Info Collectif VAN - www.collectifvan.org - Dans cet article paru dans le journal turc Birgün le 5 juillet 2007, Fikri Saglar souligne et dénonce tout ce qui indique une complicité de l’Etat turc, de sa Police et de celle des fonctionnaires dans l’assassinat de Hrant Dink, tel le Préfet de Police qui avait déclaré juste après le meurtre et avant même que les coupables ne soient rattrapés : « c’est sûrement quelqu'un qui a agi avec des sentiments patriotiques ».


Le procès de DINK !

05/07/07
fikrisaglar@birgun.net

Le 2 Juillet sonnera encore une fois comme un souvenir « sinistre» !...
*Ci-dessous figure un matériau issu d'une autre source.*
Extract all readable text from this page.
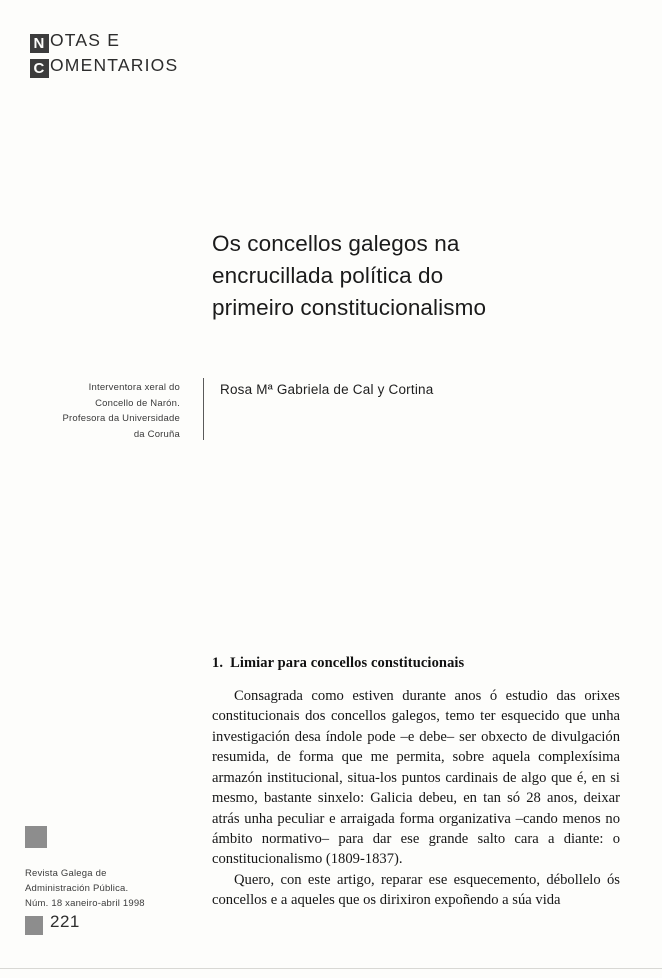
N OTAS E
C OMENTARIOS
Os concellos galegos na
encrucillada política do
primeiro constitucionalismo
Interventora xeral do
Concello de Narón.
Profesora da Universidade
da Coruña
Rosa Mª Gabriela de Cal y Cortina
1. Limiar para concellos constitucionais

Consagrada como estiven durante anos ó estudio das orixes constitucionais dos concellos galegos, temo ter esquecido que unha investigación desa índole pode –e debe– ser obxecto de divulgación resumida, de forma que me permita, sobre aquela complexísima armazón institucional, situa-los puntos cardinais de algo que é, en si mesmo, bastante sinxelo: Galicia debeu, en tan só 28 anos, deixar atrás unha peculiar e arraigada forma organizativa –cando menos no ámbito normativo– para dar ese grande salto cara a diante: o constitucionalismo (1809-1837).

Quero, con este artigo, reparar ese esquecemento, débollelo ós concellos e a aqueles que os dirixiron expoñendo a súa vida

Revista Galega de
Administración Pública.
Núm. 18 xaneiro-abril 1998
221
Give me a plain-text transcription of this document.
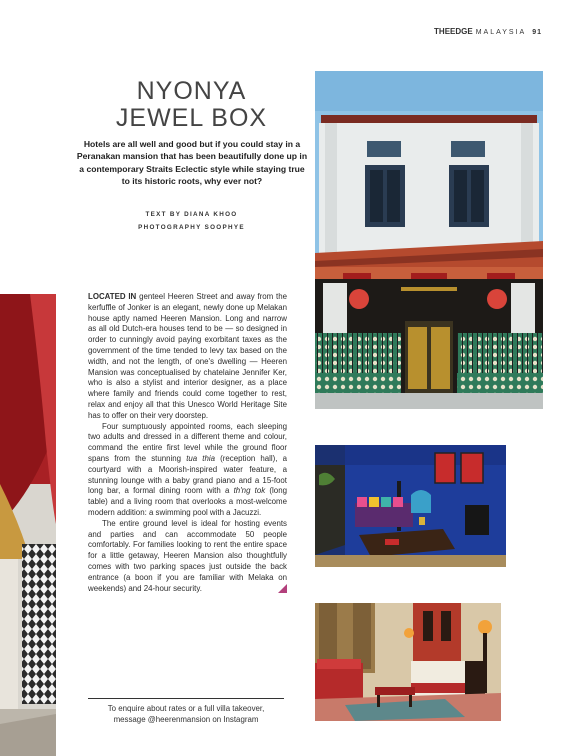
THEEDGE MALAYSIA 91
NYONYA
JEWEL BOX

Hotels are all well and good but if you could stay in a Peranakan mansion that has been beautifully done up in a contemporary Straits Eclectic style while staying true to its historic roots, why ever not?

TEXT BY DIANA KHOO
PHOTOGRAPHY SOOPHYE

LOCATED IN genteel Heeren Street and away from the kerfuffle of Jonker is an elegant, newly done up Melakan house aptly named Heeren Mansion. Long and narrow as all old Dutch-era houses tend to be — so designed in order to cunningly avoid paying exorbitant taxes as the government of the time tended to levy tax based on the width, and not the length, of one's dwelling — Heeren Mansion was conceptualised by chatelaine Jennifer Ker, who is also a stylist and interior designer, as a place where family and friends could come together to rest, relax and enjoy all that this Unesco World Heritage Site has to offer on their very doorstep.

Four sumptuously appointed rooms, each sleeping two adults and dressed in a different theme and colour, command the entire first level while the ground floor spans from the stunning tua thia (reception hall), a courtyard with a Moorish-inspired water feature, a stunning lounge with a baby grand piano and a 15-foot long bar, a formal dining room with a th'ng tok (long table) and a living room that overlooks a most-welcome modern addition: a swimming pool with a Jacuzzi.

The entire ground level is ideal for hosting events and parties and can accommodate 50 people comfortably. For families looking to rent the entire space for a little getaway, Heeren Mansion also thoughtfully comes with two parking spaces just outside the back entrance (a boon if you are familiar with Melaka on weekends) and 24-hour security.

To enquire about rates or a full villa takeover,
message @heerenmansion on Instagram
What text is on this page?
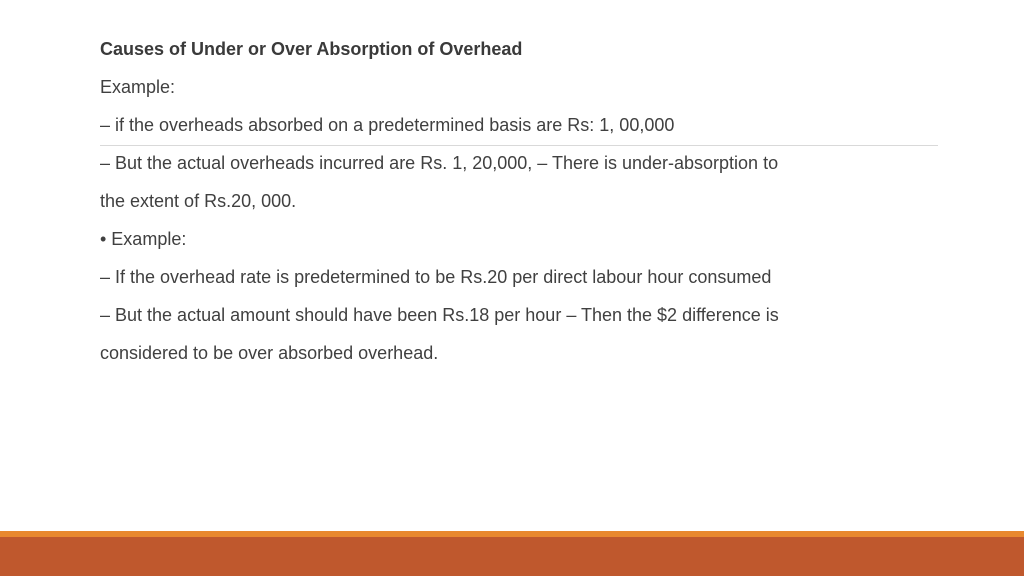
Causes of Under or Over Absorption of Overhead

Example:

– if the overheads absorbed on a predetermined basis are Rs: 1, 00,000

– But the actual overheads incurred are Rs. 1, 20,000, – There is under-absorption to

the extent of Rs.20, 000.

• Example:

– If the overhead rate is predetermined to be Rs.20 per direct labour hour consumed

– But the actual amount should have been Rs.18 per hour – Then the $2 difference is

considered to be over absorbed overhead.
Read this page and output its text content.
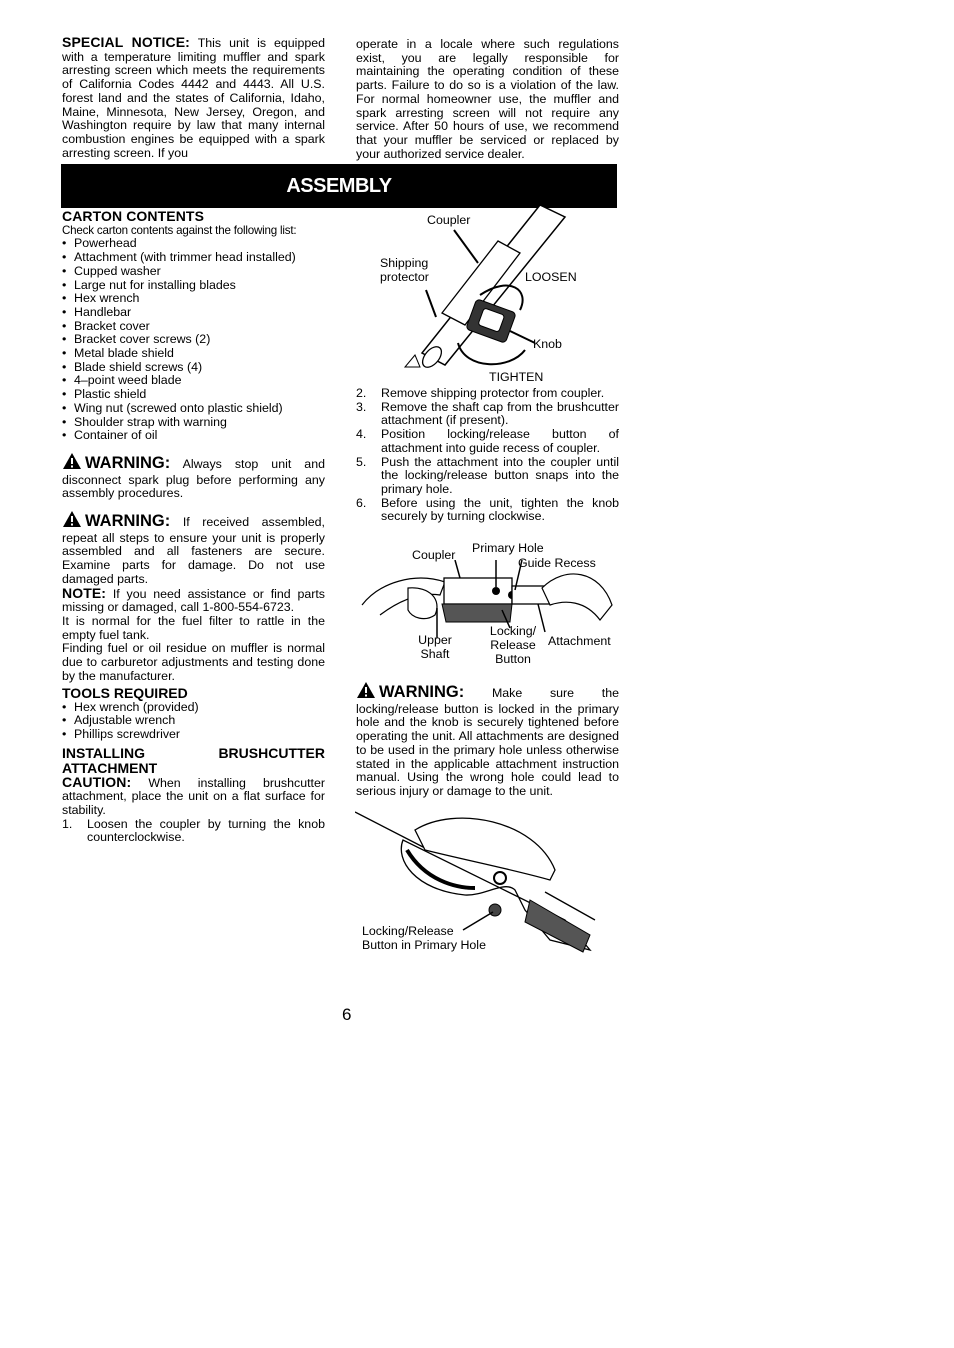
SPECIAL NOTICE: This unit is equipped with a temperature limiting muffler and spark arresting screen which meets the requirements of California Codes 4442 and 4443. All U.S. forest land and the states of California, Idaho, Maine, Minnesota, New Jersey, Oregon, and Washington require by law that many internal combustion engines be equipped with a spark arresting screen. If you
operate in a locale where such regulations exist, you are legally responsible for maintaining the operating condition of these parts. Failure to do so is a violation of the law. For normal homeowner use, the muffler and spark arresting screen will not require any service. After 50 hours of use, we recommend that your muffler be serviced or replaced by your authorized service dealer.
ASSEMBLY
CARTON CONTENTS
Check carton contents against the following list:
• Powerhead
• Attachment (with trimmer head installed)
• Cupped washer
• Large nut for installing blades
• Hex wrench
• Handlebar
• Bracket cover
• Bracket cover screws (2)
• Metal blade shield
• Blade shield screws (4)
• 4–point weed blade
• Plastic shield
• Wing nut (screwed onto plastic shield)
• Shoulder strap with warning
• Container of oil
WARNING: Always stop unit and disconnect spark plug before performing any assembly procedures.
WARNING: If received assembled, repeat all steps to ensure your unit is properly assembled and all fasteners are secure. Examine parts for damage. Do not use damaged parts.
NOTE: If you need assistance or find parts missing or damaged, call 1-800-554-6723.

It is normal for the fuel filter to rattle in the empty fuel tank.

Finding fuel or oil residue on muffler is normal due to carburetor adjustments and testing done by the manufacturer.

TOOLS REQUIRED
• Hex wrench (provided)
• Adjustable wrench
• Phillips screwdriver
INSTALLING BRUSHCUTTER ATTACHMENT
CAUTION: When installing brushcutter attachment, place the unit on a flat surface for stability.
1. Loosen the coupler by turning the knob counterclockwise.
Coupler
Shipping
protector	LOOSEN
Knob
TIGHTEN
2. Remove shipping protector from coupler.
3. Remove the shaft cap from the brushcutter attachment (if present).
4. Position locking/release button of attachment into guide recess of coupler.
5. Push the attachment into the coupler until the locking/release button snaps into the primary hole.
6. Before using the unit, tighten the knob securely by turning clockwise.
Coupler Primary Hole
Guide Recess
Upper
Shaft
Locking/
Release
Button
Attachment
WARNING: Make sure the locking/release button is locked in the primary hole and the knob is securely tightened before operating the unit. All attachments are designed to be used in the primary hole unless otherwise stated in the applicable attachment instruction manual. Using the wrong hole could lead to serious injury or damage to the unit.
Locking/Release
Button in Primary Hole
6
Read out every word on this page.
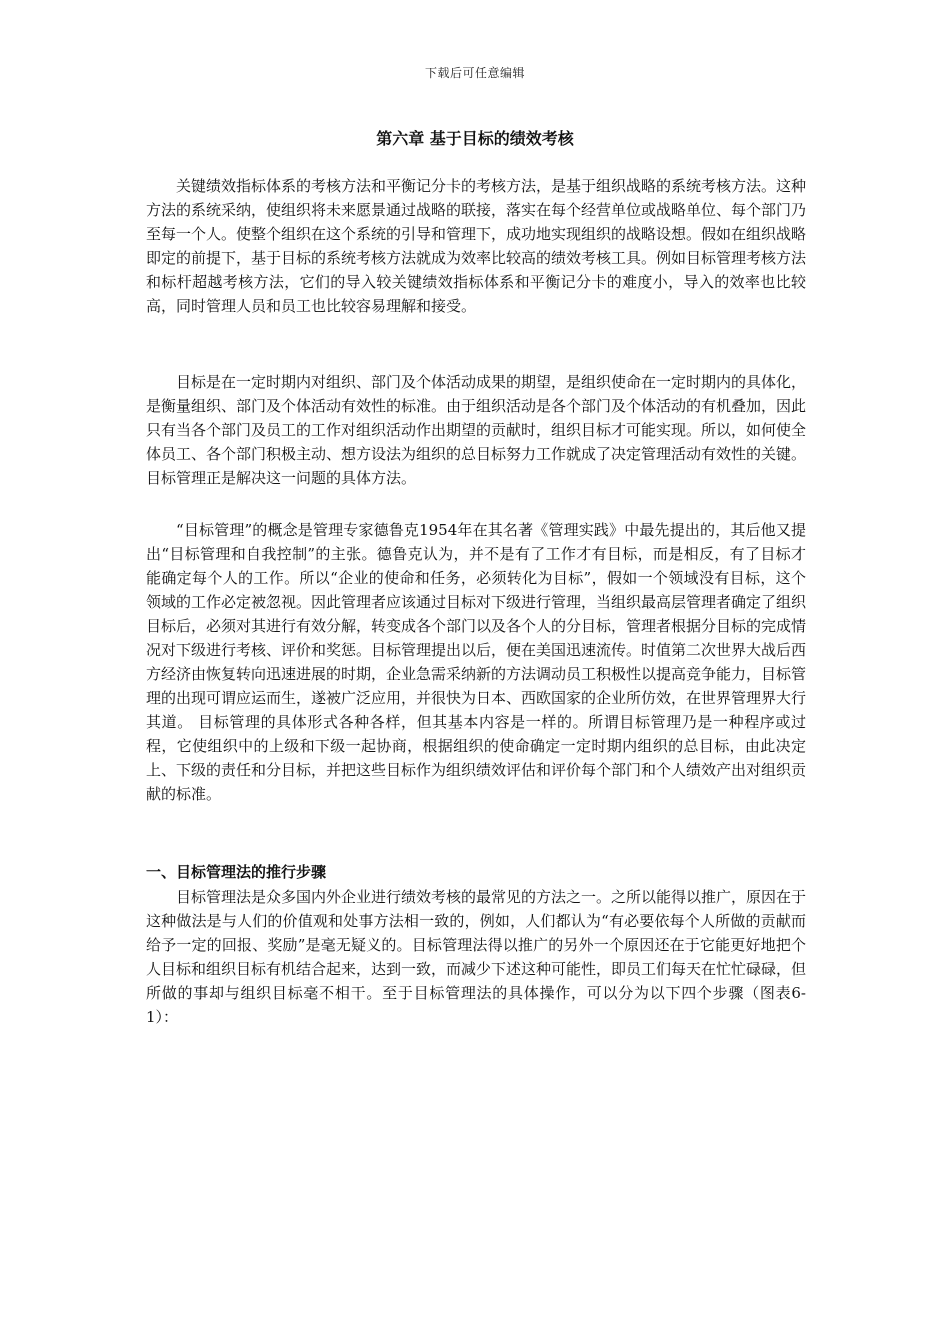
下载后可任意编辑
第六章 基于目标的绩效考核

关键绩效指标体系的考核方法和平衡记分卡的考核方法，是基于组织战略的系统考核方法。这种方法的系统采纳，使组织将未来愿景通过战略的联接，落实在每个经营单位或战略单位、每个部门乃至每一个人。使整个组织在这个系统的引导和管理下，成功地实现组织的战略设想。假如在组织战略即定的前提下，基于目标的系统考核方法就成为效率比较高的绩效考核工具。例如目标管理考核方法和标杆超越考核方法，它们的导入较关键绩效指标体系和平衡记分卡的难度小，导入的效率也比较高，同时管理人员和员工也比较容易理解和接受。

目标是在一定时期内对组织、部门及个体活动成果的期望，是组织使命在一定时期内的具体化，是衡量组织、部门及个体活动有效性的标准。由于组织活动是各个部门及个体活动的有机叠加，因此只有当各个部门及员工的工作对组织活动作出期望的贡献时，组织目标才可能实现。所以，如何使全体员工、各个部门积极主动、想方设法为组织的总目标努力工作就成了决定管理活动有效性的关键。目标管理正是解决这一问题的具体方法。

“目标管理”的概念是管理专家德鲁克1954年在其名著《管理实践》中最先提出的，其后他又提出“目标管理和自我控制”的主张。德鲁克认为，并不是有了工作才有目标，而是相反，有了目标才能确定每个人的工作。所以“企业的使命和任务，必须转化为目标”，假如一个领域没有目标，这个领域的工作必定被忽视。因此管理者应该通过目标对下级进行管理，当组织最高层管理者确定了组织目标后，必须对其进行有效分解，转变成各个部门以及各个人的分目标，管理者根据分目标的完成情况对下级进行考核、评价和奖惩。目标管理提出以后，便在美国迅速流传。时值第二次世界大战后西方经济由恢复转向迅速进展的时期，企业急需采纳新的方法调动员工积极性以提高竞争能力，目标管理的出现可谓应运而生，遂被广泛应用，并很快为日本、西欧国家的企业所仿效，在世界管理界大行其道。 目标管理的具体形式各种各样，但其基本内容是一样的。所谓目标管理乃是一种程序或过程，它使组织中的上级和下级一起协商，根据组织的使命确定一定时期内组织的总目标，由此决定上、下级的责任和分目标，并把这些目标作为组织绩效评估和评价每个部门和个人绩效产出对组织贡献的标准。

一、目标管理法的推行步骤

目标管理法是众多国内外企业进行绩效考核的最常见的方法之一。之所以能得以推广，原因在于这种做法是与人们的价值观和处事方法相一致的，例如，人们都认为“有必要依每个人所做的贡献而给予一定的回报、奖励”是毫无疑义的。目标管理法得以推广的另外一个原因还在于它能更好地把个人目标和组织目标有机结合起来，达到一致，而减少下述这种可能性，即员工们每天在忙忙碌碌，但所做的事却与组织目标毫不相干。至于目标管理法的具体操作，可以分为以下四个步骤（图表6-1）：
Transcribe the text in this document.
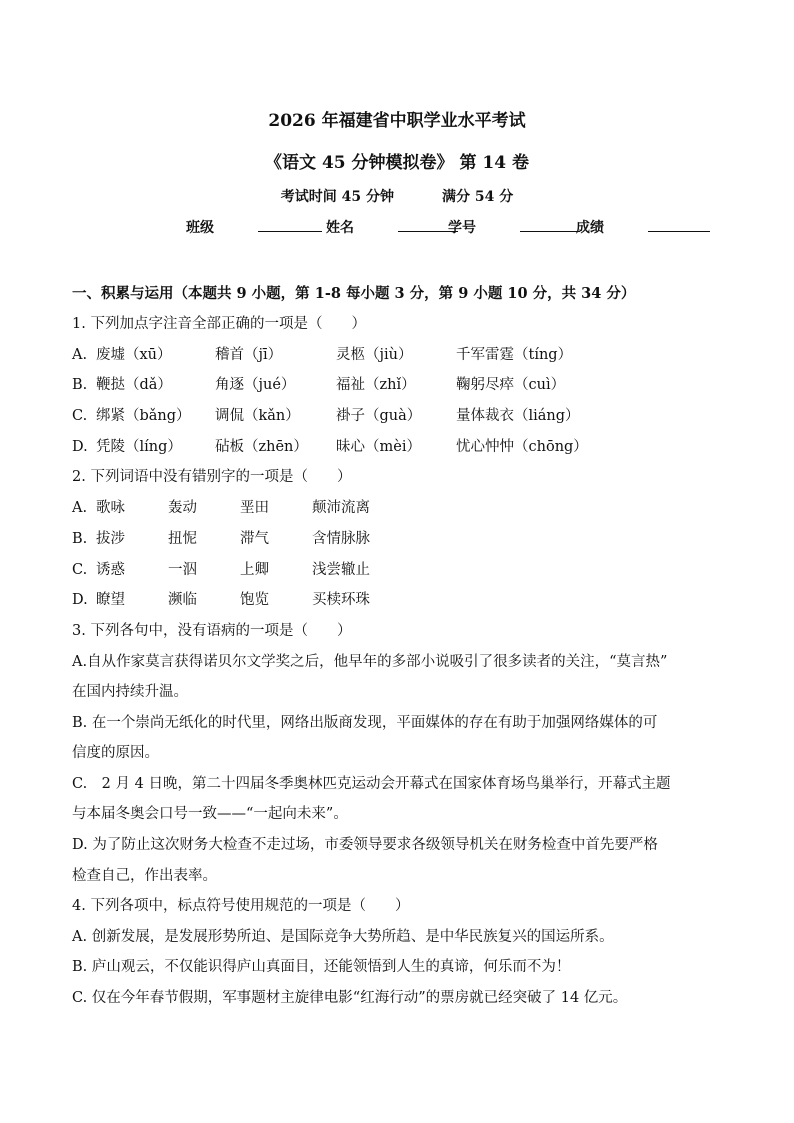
2026 年福建省中职学业水平考试
《语文 45 分钟模拟卷》 第 14 卷
考试时间 45 分钟	满分 54 分
班级	姓名	学号	成绩
一、积累与运用（本题共 9 小题，第 1-8 每小题 3 分，第 9 小题 10 分，共 34 分）
1. 下列加点字注音全部正确的一项是（　　）
A. 废墟（xū）	稽首（jī）	灵柩（jiù）	千军雷霆（tíng）
B. 鞭挞（dǎ）	角逐（jué）	福祉（zhǐ）	鞠躬尽瘁（cuì）
C. 绑紧（bǎng） 调侃（kǎn） 褂子（guà） 量体裁衣（liáng）
D. 凭陵（líng） 砧板（zhēn） 昧心（mèi） 忧心忡忡（chōng）
2. 下列词语中没有错别字的一项是（　　）
A. 歌咏	轰动	垩田	颠沛流离
B. 拔涉	扭怩	滞气	含情脉脉
C. 诱惑	一泅	上卿	浅尝辙止
D. 瞭望	濒临	饱览	买椟环珠
3. 下列各句中，没有语病的一项是（　　）
A.自从作家莫言获得诺贝尔文学奖之后，他早年的多部小说吸引了很多读者的关注，“莫言热”
在国内持续升温。
B. 在一个崇尚无纸化的时代里，网络出版商发现，平面媒体的存在有助于加强网络媒体的可
信度的原因。
C.　2 月 4 日晚，第二十四届冬季奥林匹克运动会开幕式在国家体育场鸟巢举行，开幕式主题
与本届冬奥会口号一致——“一起向未来”。
D. 为了防止这次财务大检查不走过场，市委领导要求各级领导机关在财务检查中首先要严格
检查自己，作出表率。
4. 下列各项中，标点符号使用规范的一项是（　　）
A. 创新发展，是发展形势所迫、是国际竞争大势所趋、是中华民族复兴的国运所系。
B. 庐山观云，不仅能识得庐山真面目，还能领悟到人生的真谛，何乐而不为！
C. 仅在今年春节假期，军事题材主旋律电影“红海行动”的票房就已经突破了 14 亿元。
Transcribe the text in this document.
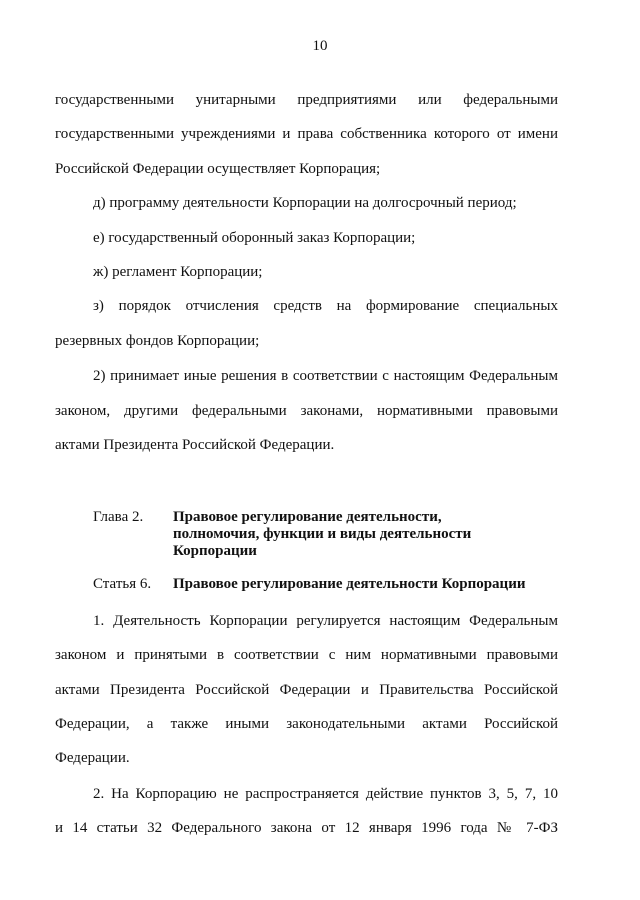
10
государственными унитарными предприятиями или федеральными
государственными учреждениями и права собственника которого от имени
Российской Федерации осуществляет Корпорация;
д) программу деятельности Корпорации на долгосрочный период;
е) государственный оборонный заказ Корпорации;
ж) регламент Корпорации;
з) порядок отчисления средств на формирование специальных
резервных фондов Корпорации;
2) принимает иные решения в соответствии с настоящим Федеральным
законом, другими федеральными законами, нормативными правовыми
актами Президента Российской Федерации.
Глава 2.	Правовое регулирование деятельности,
полномочия, функции и виды деятельности
Корпорации
Статья 6.	Правовое регулирование деятельности Корпорации
1. Деятельность Корпорации регулируется настоящим Федеральным
законом и принятыми в соответствии с ним нормативными правовыми
актами Президента Российской Федерации и Правительства Российской
Федерации, а также иными законодательными актами Российской
Федерации.
2. На Корпорацию не распространяется действие пунктов 3, 5, 7, 10
и 14 статьи 32 Федерального закона от 12 января 1996 года № 7-ФЗ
Après le massacre de Sivas*, le début de « l’insolubilité de l’assassinat de Dink » !…

Le procès de l’attentat contre Hrant Dink a enfin commencé le 2 Juillet 2007 devant la 14ème Cour d’Assise d’Istanbul.
Nous attendons maintenant que le jugement révèle tous les détails de l’assassinat et les forces cachées derrière…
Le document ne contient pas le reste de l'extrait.